I hope that students who sing in my choirs become better musicians who are better equipped to practice and interpret music on their own as solo musicians. I also hope to cultivate an outlook among my students where great accomplishment, artistry and talent are never divorced from a sense of humility, joy and gratitude that must be shared with others. And, I hope that students who are in my classes/ensembles will risk becoming unabashedly and demonstrably passionate about whatever they are doing.

Describe your ideal student.

Hardworking, motivated, open, intelligent and who comes to class with questions and ideas and passions. And, a good sense of humor. Someone who takes the music seriously as well as the art of music-making, but doesn’t take themselves too seriously. Someone who thrives on the responsibility and accountability of being a great musician, but does so without letting ego get in the way of growth or the serendipity of musical collaboration.

Favorite places to be/thing to do on campus is…

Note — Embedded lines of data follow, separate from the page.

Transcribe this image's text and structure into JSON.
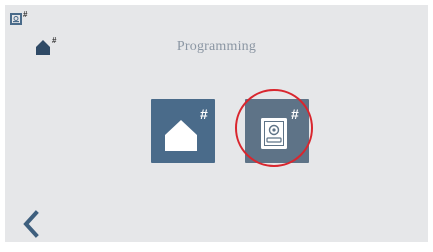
{
  "header": {
    "title": "Programming"
  },
  "status_icons": [
    {
      "icon": "intercom-icon",
      "badge": "#"
    },
    {
      "icon": "home-icon",
      "badge": "#"
    }
  ],
  "menu": {
    "items": [
      {
        "icon": "home-icon",
        "badge": "#"
      },
      {
        "icon": "intercom-panel-icon",
        "badge": "#",
        "highlighted": true
      }
    ]
  },
  "navigation": {
    "back_icon": "chevron-left-icon"
  },
  "colors": {
    "background": "#e6e7e9",
    "tile": "#4a6b8a",
    "tile_selected": "#5e7387",
    "highlight": "#d9262e",
    "title_text": "#8b96a3",
    "back_arrow": "#3e5f7e"
  }
}
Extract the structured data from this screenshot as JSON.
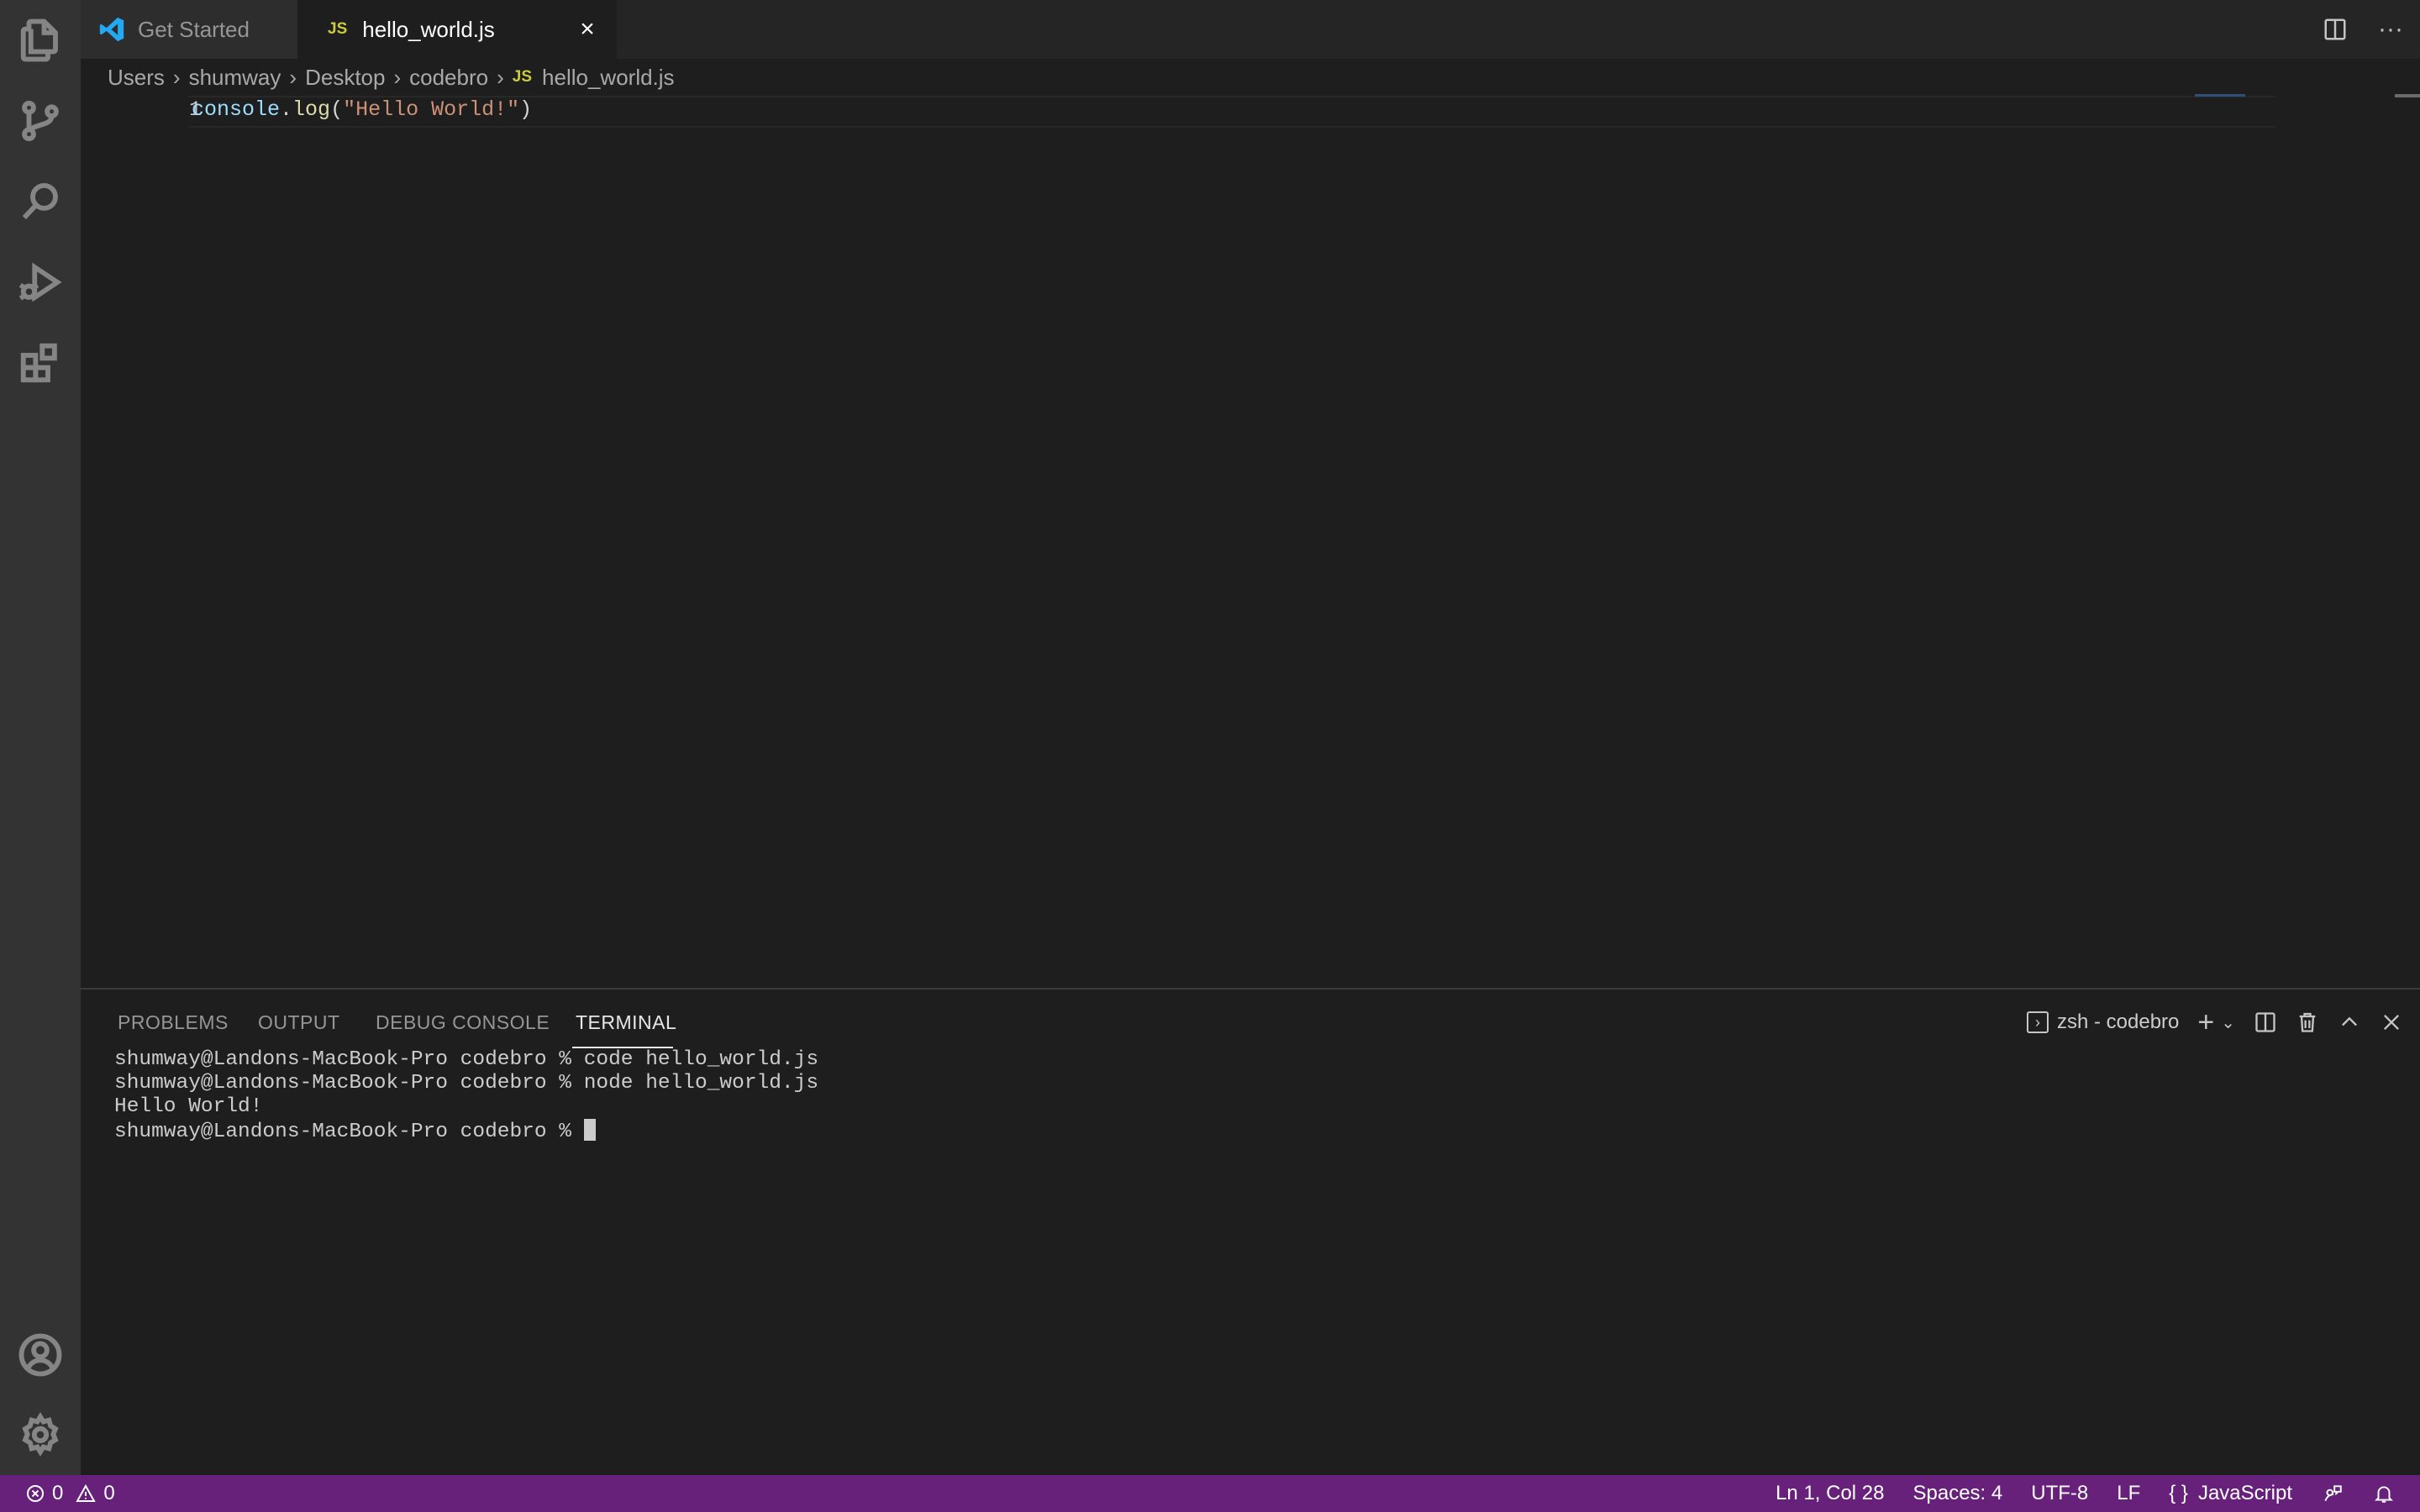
{
  "tabs": [
    {
      "label": "Get Started"
    },
    {
      "label": "hello_world.js",
      "badge": "JS"
    }
  ],
  "tabbar": {
    "close_glyph": "×",
    "more_glyph": "···"
  },
  "breadcrumb": [
    "Users",
    "shumway",
    "Desktop",
    "codebro",
    "hello_world.js"
  ],
  "breadcrumb_file_badge": "JS",
  "editor": {
    "line_number": "1",
    "code": {
      "obj": "console",
      "dot": ".",
      "fn": "log",
      "open": "(",
      "str": "\"Hello World!\"",
      "close": ")"
    }
  },
  "panel": {
    "tabs": [
      "PROBLEMS",
      "OUTPUT",
      "DEBUG CONSOLE",
      "TERMINAL"
    ],
    "terminal_name": "zsh - codebro",
    "terminal_lines": [
      "shumway@Landons-MacBook-Pro codebro % code hello_world.js",
      "shumway@Landons-MacBook-Pro codebro % node hello_world.js",
      "Hello World!",
      "shumway@Landons-MacBook-Pro codebro % "
    ]
  },
  "statusbar": {
    "errors": "0",
    "warnings": "0",
    "position": "Ln 1, Col 28",
    "spaces": "Spaces: 4",
    "encoding": "UTF-8",
    "eol": "LF",
    "language": "JavaScript"
  },
  "colors": {
    "statusbar": "#68217a",
    "activity_bar": "#333333",
    "editor_bg": "#1e1e1e",
    "js_badge": "#cbcb41"
  }
}
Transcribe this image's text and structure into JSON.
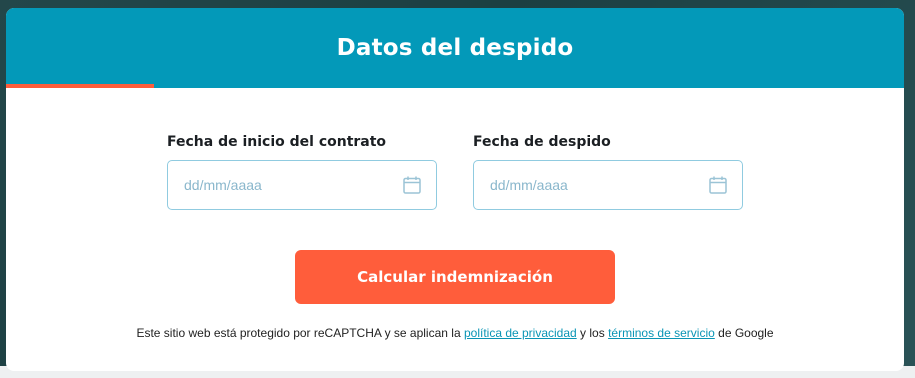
{
  "card": {
    "title": "Datos del despido",
    "progress_fraction": 0.165,
    "colors": {
      "header": "#0399b9",
      "accent": "#ff5d3b"
    }
  },
  "form": {
    "start_date": {
      "label": "Fecha de inicio del contrato",
      "placeholder": "dd/mm/aaaa",
      "icon": "calendar-icon"
    },
    "dismissal_date": {
      "label": "Fecha de despido",
      "placeholder": "dd/mm/aaaa",
      "icon": "calendar-icon"
    },
    "submit_label": "Calcular indemnización"
  },
  "recaptcha": {
    "prefix": "Este sitio web está protegido por reCAPTCHA y se aplican la",
    "privacy_link": "política de privacidad",
    "middle": "y los",
    "terms_link": "términos de servicio",
    "suffix": "de Google"
  }
}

Choral rehearsal room, and Hodgson Hall! Music lives there!

Beyond the UGA campus, I like to…

Spend time with my wife and baby daughter … walking, cooking, relaxing on the back porch.

Community/civic involvement includes….

Work as choir and orchestra director at First Presbyterian Church of Atlanta, and outreach performances with various university ensembles within churches, schools, etc.

Favorite book/movie (and why)?

Book: John Irving’s “A Prayer for Owen Meany.” I love and admire Owen Meany’s profound sense of proud individuality and self, despite being so different from his peers.  And his faith that his life has an important purpose.
Movie: “Dead Poet’s Society.” A movie that relishes an exploration of poetry, individuality and one’s ability to think for him/herself.

Is there anything else you’d like to add?

Join a choir at UGA! We have choirs for all schedules and levels of experience. And, even a choir that faculty, staff and community members can join.